炎が止んだ瞬間に近づいて攻撃しようとするが、再び獣が口から炎を吹き出す。
「プロテクション!」
だが、その炎は光の壁に防がれた。
「今だ! バッシュ!」
光の壁を身体にまとったまま、フランツは炎を突っ切ると新しくなった大きな槍を獣に向かって突き出す。
「ギャァァァ!」
槍は獣の前脚に刺さり、獣は大きな叫び声を上げる。
「タカヒロさん、助かりました!」
フランツが振り返って礼を言うが、そこに立っていたのはダイだった。
「悪かったな、おれで。でも、役に立っただろ?」
ニヤリと笑うダイに対し、フランツも親指を立てて応答する。
「にしても、でかい敵だな。こんなの、おれ達だけで倒せんのか?」
「なんとかしないと、村が大変なことになる。やるしかないさ」
ダイの戸惑った言葉に、フランツが巨大な獣を見据えながらはっきりと答える。
体勢を立て直した獣は、プロテクションを放ったダイに向かって鉤爪を振り下ろす。
だが、素早く反応したフランツがダイと獣の間に割って入り、ダイは自分をかばっているフランツに再びプロテクションをかける。
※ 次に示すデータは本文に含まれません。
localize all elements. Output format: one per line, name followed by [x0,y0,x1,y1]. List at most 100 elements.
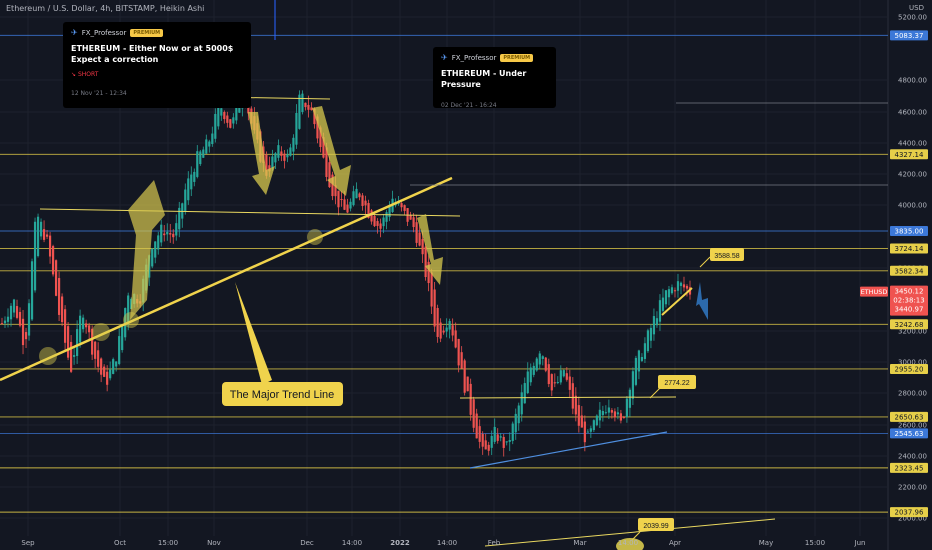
candle-body [205,139,208,154]
candle-body [364,200,367,206]
level-badge-label: 2955.20 [895,365,924,373]
price-label: 3588.58 [714,253,739,260]
candle-body [286,154,289,158]
level-badge-label: 3835.00 [895,227,924,235]
candle-body [211,133,214,145]
candle-body [679,282,683,286]
y-tick-label: 2600.00 [898,422,927,430]
candle-body [430,272,433,307]
candle-body [451,325,454,336]
candle-body [373,215,376,227]
short-arrow-icon: ↘ [71,71,77,78]
candle-body [3,320,7,324]
candle-body [493,426,496,442]
candle-body [637,350,641,372]
candle-body [538,353,541,365]
candle-body [358,193,361,198]
candle-body [562,370,565,377]
candle-body [6,316,10,322]
x-tick-label: 14:00 [342,539,362,547]
candle-body [66,326,70,358]
idea-card[interactable]: ✈ FX_Professor PREMIUM ETHEREUM - Either N… [63,22,251,108]
candle-body [121,324,124,351]
candle-body [57,278,61,315]
candle-body [97,350,100,367]
candle-body [169,233,172,235]
candle-body [208,141,211,147]
candle-body [415,222,418,243]
idea-author[interactable]: FX_Professor [82,29,127,37]
idea-author[interactable]: FX_Professor [452,54,497,62]
candle-body [9,305,13,320]
candle-body [652,316,656,335]
candle-body [298,94,301,129]
candle-body [343,199,346,210]
candle-body [39,221,43,237]
candle-body [541,356,544,359]
candle-body [229,119,232,128]
y-tick-label: 2200.00 [898,484,927,492]
x-tick-label: 15:00 [158,539,178,547]
candle-body [682,284,686,288]
candle-body [187,178,190,201]
candle-body [301,93,304,113]
candle-body [655,318,659,326]
candle-body [526,371,529,394]
candle-body [631,371,635,399]
candle-body [547,364,550,385]
level-badge-label: 2037.96 [895,509,924,517]
candle-body [0,323,4,325]
candle-body [42,229,46,240]
candle-body [220,108,223,116]
candle-body [382,217,385,227]
idea-card[interactable]: ✈ FX_Professor PREMIUM ETHEREUM - Under Pr… [433,47,556,109]
candle-body [622,416,626,418]
x-tick-label: 2022 [390,539,410,547]
candle-body [523,383,526,404]
candle-body [598,409,601,421]
candle-body [385,212,388,222]
candle-body [274,153,277,163]
candle-body [670,287,674,294]
candle-body [532,365,535,375]
candle-body [361,195,364,206]
candle-body [346,204,349,213]
candle-body [586,431,589,433]
candle-body [439,322,442,339]
x-tick-label: Oct [114,539,126,547]
candle-body [118,336,121,364]
candle-body [184,189,187,211]
candle-body [292,137,295,152]
candle-body [643,343,647,359]
candle-body [424,246,427,278]
idea-title[interactable]: ETHEREUM - Either Now or at 5000$ Expect… [71,43,243,65]
candle-body [12,299,16,313]
y-tick-label: 4800.00 [898,77,927,85]
candle-body [421,239,424,255]
candle-body [577,405,580,426]
candle-body [403,205,406,211]
candle-body [214,113,217,139]
candle-body [625,398,629,418]
candle-body [172,233,175,238]
y-tick-label: 4400.00 [898,140,927,148]
candle-body [88,325,91,333]
candle-body [223,111,226,120]
idea-title[interactable]: ETHEREUM - Under Pressure [441,68,548,90]
candle-body [445,327,448,332]
candle-body [448,320,451,330]
candle-body [667,289,671,298]
currency-label: USD [909,4,924,12]
candle-body [499,436,502,438]
x-tick-label: Dec [300,539,314,547]
candle-body [514,413,517,433]
level-badge-label: 5083.37 [895,32,924,40]
candle-body [583,421,586,443]
premium-badge: PREMIUM [500,53,534,62]
level-badge-label: 2545.63 [895,430,924,438]
candle-body [400,203,403,208]
candle-body [556,382,559,384]
candle-body [18,311,22,326]
candle-body [466,376,469,392]
candle-body [48,235,52,257]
これにより巨大な獣の鉤爪であったが、盾で魔法で防ぎきれなかった先端部分が肩を傷つける程度で防ぐことができた。
「今度はこっちの番だぜ!」
ダイが眼の前に迫っている前脚に鋭い拳打を浴びせる。
さらにフランツはその隙にもう片方の前脚に槍を突き立てた。
「ギャァァァ!」
再び叫び声を上げた獣は大きくのけぞりながらも、再び口から炎を吹き出した。
その炎は二人の身体に迫るのだが……。
「プロテクション!」
フランツとダイの身体の前に光の壁ができる。
「お待たせ」
「タカヒロさん!」
私の言葉にフランツが嬉しそうに振り返る。
私の横には同じく駆けつけたレイとリカードの姿もあった。
「みんなも! ここから反撃だ!」
フランツがそう宣言すると、リカードも素早く前に出る。
フランツ、ダイ、リカードが前衛、私とレイが後衛という布陣で巨大な獣と相対する。
「敵が一人だと、おいらあんまり活躍できないけど!」
そう言いながらも、先陣を切ったリカードが傷ついた獣の前脚をさらに両手のナイフで傷つけていく。
「エアリアルスラッシュ!」
レイの放った風魔法は、武器攻撃では届かない獣の顔に命中する。
「ギャァァァ!」
堪らず大きな叫び声を上げる、獣。
続いてダイとフランツの攻撃も前脚に命中し、とうとう巨大な獣は前脚を折って顔を地面に叩きつけるのだった。